Auf dem Land gehen die Uhren langsamer

Kindergeschichte – Wie das ist mit der Zeit, die manchmal so schnell vergehen kann

Sage keiner, auf dem Land sei nichts los. Viel ist da los. Sehr viel sogar. Und sehr viel können Pia und Pit dazu erzählen. Sie sind nämlich oft mit Opa bei Großtante Luise zu Gast, und die lebt in einem kleinen Dorf am anderen Ende des Waldes. Irgendwie ist alles anders hier und es gibt immer etwas zu bestaunen, wenn die Geschwister die Großtante besuchen.
Opa sagt oft, man könne meinen, die Zeit hätte hier für ein paar Jahre angehalten und ein ‚Atempäuschen’ gemacht. Und seither würde sich die Welt hinter dem großen Wald ein bisschen langsamer um die Sonne drehen. Eine verrückte Vorstellung, die den Menschen, die hier leben, sicher nicht gefallen würde. Oder gerade doch? Man weiß es nicht.
In vielen Dingen ist das Leben in Großtante Luises Dorf oft noch so, wie es schon gewesen ist zu Zeiten, in denen die Großtante eine junge Frau oder ein Kind war. Altmodisch irgendwie, ruhiger, langsamer, doch nicht unbedingt schlechter.
„Auf dem Land gehen die Uhren langsamer“, sagt Opa. „Und ein bisschen ist es hier auch noch wie früher. Das wünsche ich mir zumindest.“
„Echt?“, fragt Pia und sie versucht sich vorzustellen, wie es sich mit Uhren, die langsamer gehen, verhalten könnte.
Pit aber schüttelt entschieden den Kopf. „Das stimmt nicht“, sagt er. „Schneller gehen die Uhren hier. Viel schneller.“ Er nickt heftig. „Wenn wir spielen oder auf dem Feld helfen oder beim Holderbauern Traktor fahren dürfen, rennt die Zeit und es ist viel zu schnell Abend.“
„Stimmt“, sagt Pia. „Der Tag bei Großtante Luise ist immer kürzer als andere Tage es sind. Kaum sind wir angekommen, müssen wir auch schon wieder heim fahren. Es bleibt gerade mal ein bisschen Zeit für Kuchen und Kakao oder für einen Besuch bei unseren Freunden hier. Und das ist viel zu wenig Zeit.“
Opa stutzt. Dann lächelt er. „Wenn ihr es so seht, hm, nun ja, so muss ich euch recht geben.“ Er stutzt wieder, blickt erst zum Waldrand, wo sich die Abendsonne hinter den Baumwipfeln verabschiedet, und dann auf die Uhr.
„Meine Güte. Es ist schon so spät! Längst müssten wir unterwegs sein. Oh! Oh!

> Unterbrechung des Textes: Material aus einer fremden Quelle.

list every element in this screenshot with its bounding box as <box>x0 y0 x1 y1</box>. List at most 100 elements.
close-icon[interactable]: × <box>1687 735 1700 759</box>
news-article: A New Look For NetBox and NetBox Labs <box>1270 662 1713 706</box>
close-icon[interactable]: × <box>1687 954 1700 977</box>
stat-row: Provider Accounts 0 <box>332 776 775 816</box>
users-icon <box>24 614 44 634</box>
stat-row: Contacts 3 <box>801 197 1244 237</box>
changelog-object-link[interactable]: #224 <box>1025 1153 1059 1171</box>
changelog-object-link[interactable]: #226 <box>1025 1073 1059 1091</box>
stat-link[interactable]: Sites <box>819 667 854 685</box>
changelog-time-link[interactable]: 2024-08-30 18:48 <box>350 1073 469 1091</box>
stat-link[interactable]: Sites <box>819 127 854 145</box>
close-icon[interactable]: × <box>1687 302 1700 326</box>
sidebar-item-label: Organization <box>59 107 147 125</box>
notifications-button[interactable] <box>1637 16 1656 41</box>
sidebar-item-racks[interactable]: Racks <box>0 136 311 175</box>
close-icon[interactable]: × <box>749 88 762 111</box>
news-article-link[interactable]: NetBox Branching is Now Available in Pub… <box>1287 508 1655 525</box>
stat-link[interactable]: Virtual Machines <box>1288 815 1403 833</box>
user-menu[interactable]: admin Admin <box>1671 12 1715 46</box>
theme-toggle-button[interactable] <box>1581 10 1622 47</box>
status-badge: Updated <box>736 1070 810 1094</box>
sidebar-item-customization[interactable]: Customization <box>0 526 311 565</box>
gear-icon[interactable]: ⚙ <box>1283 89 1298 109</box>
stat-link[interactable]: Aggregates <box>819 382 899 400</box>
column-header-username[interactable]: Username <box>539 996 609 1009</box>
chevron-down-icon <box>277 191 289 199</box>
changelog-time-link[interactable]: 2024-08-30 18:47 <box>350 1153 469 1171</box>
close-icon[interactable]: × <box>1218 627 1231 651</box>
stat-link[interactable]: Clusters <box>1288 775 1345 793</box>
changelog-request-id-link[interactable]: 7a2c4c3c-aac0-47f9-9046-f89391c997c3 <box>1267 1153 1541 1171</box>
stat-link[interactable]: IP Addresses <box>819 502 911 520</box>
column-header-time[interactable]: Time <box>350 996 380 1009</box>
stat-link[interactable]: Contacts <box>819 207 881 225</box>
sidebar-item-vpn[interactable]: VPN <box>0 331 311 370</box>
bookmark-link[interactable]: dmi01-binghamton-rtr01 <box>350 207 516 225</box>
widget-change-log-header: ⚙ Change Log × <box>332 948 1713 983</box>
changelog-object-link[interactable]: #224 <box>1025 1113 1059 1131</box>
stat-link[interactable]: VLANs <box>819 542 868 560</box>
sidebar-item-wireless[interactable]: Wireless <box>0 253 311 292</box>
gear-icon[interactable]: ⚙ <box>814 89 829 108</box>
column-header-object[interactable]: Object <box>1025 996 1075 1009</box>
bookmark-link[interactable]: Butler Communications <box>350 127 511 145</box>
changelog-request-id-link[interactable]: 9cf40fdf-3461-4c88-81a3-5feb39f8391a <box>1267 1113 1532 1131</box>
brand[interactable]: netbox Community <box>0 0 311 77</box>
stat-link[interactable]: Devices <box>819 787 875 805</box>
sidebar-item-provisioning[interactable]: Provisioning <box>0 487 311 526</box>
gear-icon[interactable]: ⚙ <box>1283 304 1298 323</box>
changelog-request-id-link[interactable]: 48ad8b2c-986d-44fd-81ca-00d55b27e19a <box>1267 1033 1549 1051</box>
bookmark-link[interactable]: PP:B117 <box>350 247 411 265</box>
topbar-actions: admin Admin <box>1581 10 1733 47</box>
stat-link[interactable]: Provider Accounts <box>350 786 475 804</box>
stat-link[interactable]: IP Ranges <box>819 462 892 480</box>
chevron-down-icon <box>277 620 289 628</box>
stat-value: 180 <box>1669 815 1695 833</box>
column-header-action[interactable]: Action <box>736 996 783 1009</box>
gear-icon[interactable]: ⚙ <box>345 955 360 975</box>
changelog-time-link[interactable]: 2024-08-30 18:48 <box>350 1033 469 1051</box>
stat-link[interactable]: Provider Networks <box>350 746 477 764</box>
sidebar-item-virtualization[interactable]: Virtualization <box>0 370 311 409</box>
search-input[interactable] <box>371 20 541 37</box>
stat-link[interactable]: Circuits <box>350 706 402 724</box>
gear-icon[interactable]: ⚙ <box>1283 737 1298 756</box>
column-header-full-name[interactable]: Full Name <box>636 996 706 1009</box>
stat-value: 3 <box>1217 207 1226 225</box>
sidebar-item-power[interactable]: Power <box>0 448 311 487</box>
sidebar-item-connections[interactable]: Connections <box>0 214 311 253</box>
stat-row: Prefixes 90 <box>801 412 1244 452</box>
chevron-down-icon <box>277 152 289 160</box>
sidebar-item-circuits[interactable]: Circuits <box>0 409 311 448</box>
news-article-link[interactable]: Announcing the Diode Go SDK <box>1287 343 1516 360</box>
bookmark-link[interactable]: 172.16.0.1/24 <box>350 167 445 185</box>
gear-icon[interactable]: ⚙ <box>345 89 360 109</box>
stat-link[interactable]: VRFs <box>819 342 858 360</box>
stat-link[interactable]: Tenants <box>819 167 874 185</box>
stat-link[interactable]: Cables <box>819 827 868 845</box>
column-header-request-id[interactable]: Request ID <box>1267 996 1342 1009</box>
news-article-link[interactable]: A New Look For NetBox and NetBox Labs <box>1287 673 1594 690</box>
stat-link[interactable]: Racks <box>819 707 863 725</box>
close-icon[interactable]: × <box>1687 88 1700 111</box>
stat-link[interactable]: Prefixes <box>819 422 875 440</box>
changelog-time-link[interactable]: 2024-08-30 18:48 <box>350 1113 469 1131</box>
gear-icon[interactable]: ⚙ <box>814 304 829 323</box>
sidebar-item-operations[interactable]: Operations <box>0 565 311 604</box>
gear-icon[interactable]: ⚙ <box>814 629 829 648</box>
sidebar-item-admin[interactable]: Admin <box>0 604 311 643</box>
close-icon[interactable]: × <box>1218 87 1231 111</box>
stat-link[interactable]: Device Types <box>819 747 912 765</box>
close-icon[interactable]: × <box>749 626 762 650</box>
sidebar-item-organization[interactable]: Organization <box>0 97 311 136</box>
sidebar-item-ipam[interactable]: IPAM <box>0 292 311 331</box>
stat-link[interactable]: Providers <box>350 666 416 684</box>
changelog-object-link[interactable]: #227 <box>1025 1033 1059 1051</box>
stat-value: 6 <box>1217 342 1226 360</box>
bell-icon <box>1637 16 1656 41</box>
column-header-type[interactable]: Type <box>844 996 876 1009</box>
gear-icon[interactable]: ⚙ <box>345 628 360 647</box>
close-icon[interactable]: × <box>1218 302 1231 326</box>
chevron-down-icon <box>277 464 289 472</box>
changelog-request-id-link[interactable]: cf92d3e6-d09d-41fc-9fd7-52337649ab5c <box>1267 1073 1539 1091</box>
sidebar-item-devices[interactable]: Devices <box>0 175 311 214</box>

Das wird wieder Ärger mit euren Eltern geben. Oh! Oh! Wo ist nur die Zeit geblieben?“
„Aber jetzt kann ich noch nicht heimfahren“, ruft Pia. „Ich muss nämlich zum Holderbauern gehen, das neue Kälbchen ansehen. Ganz fest versprochen habe ich ihm das. Bitte Opa!“ Sie drückt Opa einen schnellen Kuss auf die Backe. „Wir sind doch auch gerade erst angekommen, oder? Na ja, fast gerade.“
Pit sieht Opa an und grinst. „Siehst du“, sagt er. „Die Zeit bleibt hier nicht stehen. Sie rast uns davon und wir merken es nicht einmal.“
Da seufzt Opa. „Und wer bringt nun euren Eltern bei, dass wir uns wieder einmal vertrödelt haben?“
„Du. Wer sonst?“, ruft Pia, und schon ist sie verschwunden. Zum Holderbauernhof.
„Vielleicht kannst du ja die Zeit noch ein bisschen länger anhalten“, schlägt Pit vor. „Ich gehe jetzt nämlich zur alten Martha. Sie hat echte Bubenspatzen gebacken und die schmecken so lecker.“
„Stimmt, sie bleibt hier nicht stehen, die Zeit“, brummelt Opa, während er nach seinem Handy sucht. „Aber irgendwie tut sie es dann doch und das ist gut so.“

© Elke Bräunling

* “Bubenspatzen” oder “Bubenspitzle” nennt man im Badischen die Schupfnudeln, eine sehr leckere Mehlspeise (vergleichbar mit den italienischen Gnocchi). Man isst gerne Sauerkraut dazu und Badisches Schäufele, oder als süße Variante Apfelmus.